Data Schema

Databases require a configuration file which specifies the data schema - the type and structure of the data, as well as any customized settings. If a data structure changes, the configuration must be modified accordingly.
Configuration File
Hyperspace requires the configuration to be provided in a standard .json format
  • Data configuration is provided under a key named ‘configuration’
  • Lists, sets and dicts must be declared under a key named “'struct_type'”.
  • Vectors are defined under a designated key, including dimension and similarity metric.
  • Fields that are used for cardinality aggregation are defined as “cardinality_field”.
  • low_cardinality, high_cardinality, cardinality_field fields should include proper boolean key in description.
  • Settings can be included under the key ‘settings’.
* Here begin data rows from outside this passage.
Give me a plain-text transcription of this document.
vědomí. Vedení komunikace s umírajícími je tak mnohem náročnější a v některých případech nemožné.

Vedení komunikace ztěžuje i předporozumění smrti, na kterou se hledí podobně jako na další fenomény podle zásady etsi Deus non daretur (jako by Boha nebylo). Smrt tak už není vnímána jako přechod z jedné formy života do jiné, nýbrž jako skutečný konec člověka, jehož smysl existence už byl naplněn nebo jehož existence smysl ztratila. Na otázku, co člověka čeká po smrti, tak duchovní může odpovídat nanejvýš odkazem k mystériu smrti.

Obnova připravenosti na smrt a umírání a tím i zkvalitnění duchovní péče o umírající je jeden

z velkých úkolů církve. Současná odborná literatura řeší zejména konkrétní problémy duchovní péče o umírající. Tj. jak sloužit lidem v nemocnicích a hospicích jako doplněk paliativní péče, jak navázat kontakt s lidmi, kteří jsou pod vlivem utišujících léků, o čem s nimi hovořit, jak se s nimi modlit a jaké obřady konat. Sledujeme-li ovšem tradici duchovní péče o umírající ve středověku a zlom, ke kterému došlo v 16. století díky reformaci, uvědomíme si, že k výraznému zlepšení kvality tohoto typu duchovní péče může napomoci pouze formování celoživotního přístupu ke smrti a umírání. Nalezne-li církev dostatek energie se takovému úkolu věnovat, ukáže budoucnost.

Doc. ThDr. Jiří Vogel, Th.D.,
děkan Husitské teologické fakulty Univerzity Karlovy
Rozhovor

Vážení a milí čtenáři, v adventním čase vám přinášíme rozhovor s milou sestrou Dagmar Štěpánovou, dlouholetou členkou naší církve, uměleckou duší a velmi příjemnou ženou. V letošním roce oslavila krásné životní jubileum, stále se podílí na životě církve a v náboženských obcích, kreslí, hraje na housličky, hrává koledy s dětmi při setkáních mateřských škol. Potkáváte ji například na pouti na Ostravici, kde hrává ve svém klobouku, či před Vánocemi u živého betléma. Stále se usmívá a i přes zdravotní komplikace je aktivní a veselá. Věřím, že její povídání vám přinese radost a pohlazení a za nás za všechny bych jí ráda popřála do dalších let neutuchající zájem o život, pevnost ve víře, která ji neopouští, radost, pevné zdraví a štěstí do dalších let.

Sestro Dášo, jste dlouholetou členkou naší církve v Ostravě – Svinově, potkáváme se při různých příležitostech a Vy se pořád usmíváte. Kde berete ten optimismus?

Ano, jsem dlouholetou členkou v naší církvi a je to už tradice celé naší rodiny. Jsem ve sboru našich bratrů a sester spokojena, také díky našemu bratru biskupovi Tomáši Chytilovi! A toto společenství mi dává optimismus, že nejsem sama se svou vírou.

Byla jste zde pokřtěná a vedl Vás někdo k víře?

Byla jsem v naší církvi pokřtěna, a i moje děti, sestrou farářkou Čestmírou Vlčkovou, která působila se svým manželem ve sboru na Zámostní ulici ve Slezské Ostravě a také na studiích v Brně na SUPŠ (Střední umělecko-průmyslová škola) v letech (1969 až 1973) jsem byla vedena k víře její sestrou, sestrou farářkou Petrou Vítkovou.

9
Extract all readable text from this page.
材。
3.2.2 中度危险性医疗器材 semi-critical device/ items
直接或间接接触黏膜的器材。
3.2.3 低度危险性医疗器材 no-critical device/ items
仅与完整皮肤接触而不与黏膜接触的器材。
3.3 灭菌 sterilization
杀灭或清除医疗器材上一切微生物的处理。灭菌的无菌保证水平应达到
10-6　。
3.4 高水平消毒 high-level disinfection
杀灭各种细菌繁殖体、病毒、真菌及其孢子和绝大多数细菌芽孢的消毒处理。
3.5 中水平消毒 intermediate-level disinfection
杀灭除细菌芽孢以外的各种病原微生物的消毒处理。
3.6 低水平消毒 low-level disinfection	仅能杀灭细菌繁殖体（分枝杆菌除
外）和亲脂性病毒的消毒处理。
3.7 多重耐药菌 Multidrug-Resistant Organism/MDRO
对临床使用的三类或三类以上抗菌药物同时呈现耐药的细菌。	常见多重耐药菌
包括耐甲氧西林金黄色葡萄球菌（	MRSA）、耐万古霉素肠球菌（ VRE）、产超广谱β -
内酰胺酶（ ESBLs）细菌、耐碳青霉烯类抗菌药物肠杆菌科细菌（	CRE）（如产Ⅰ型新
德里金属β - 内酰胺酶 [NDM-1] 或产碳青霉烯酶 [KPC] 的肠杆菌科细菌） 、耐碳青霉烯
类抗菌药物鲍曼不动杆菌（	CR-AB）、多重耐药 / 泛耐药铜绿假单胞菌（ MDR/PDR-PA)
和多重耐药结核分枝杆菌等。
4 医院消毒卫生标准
{'configuration':{‘series’: {'type': 'keyword'},  
                         ‘age_group’: {'type': 'keyword', ‘cardinality_field’: True},  
                         ‘genres': {'struct_type': 'list', 'type': 'keyword', ‘low_cardinality’: True},  
                         'id': {'type': 'integer'},  
                         ‘text embedding': {'dim': 1024, 'metric': 'IP', 'type': 'dense_vector'},  
                         'production_companies': {'struct_type': 'list', 'type': 'keyword'}, 
                         'production_countries': {'struct_type': 'list', 'type': 'keyword'},  
                         'rating': {'type': 'float'},
                         ‘spoken_languages': {'struct_type': 'list', 'type': 'keyword'}, 
                         ‘title': {'type': 'keyword'}
                         }, 
'settings': {‘delimiter’:”’”}
}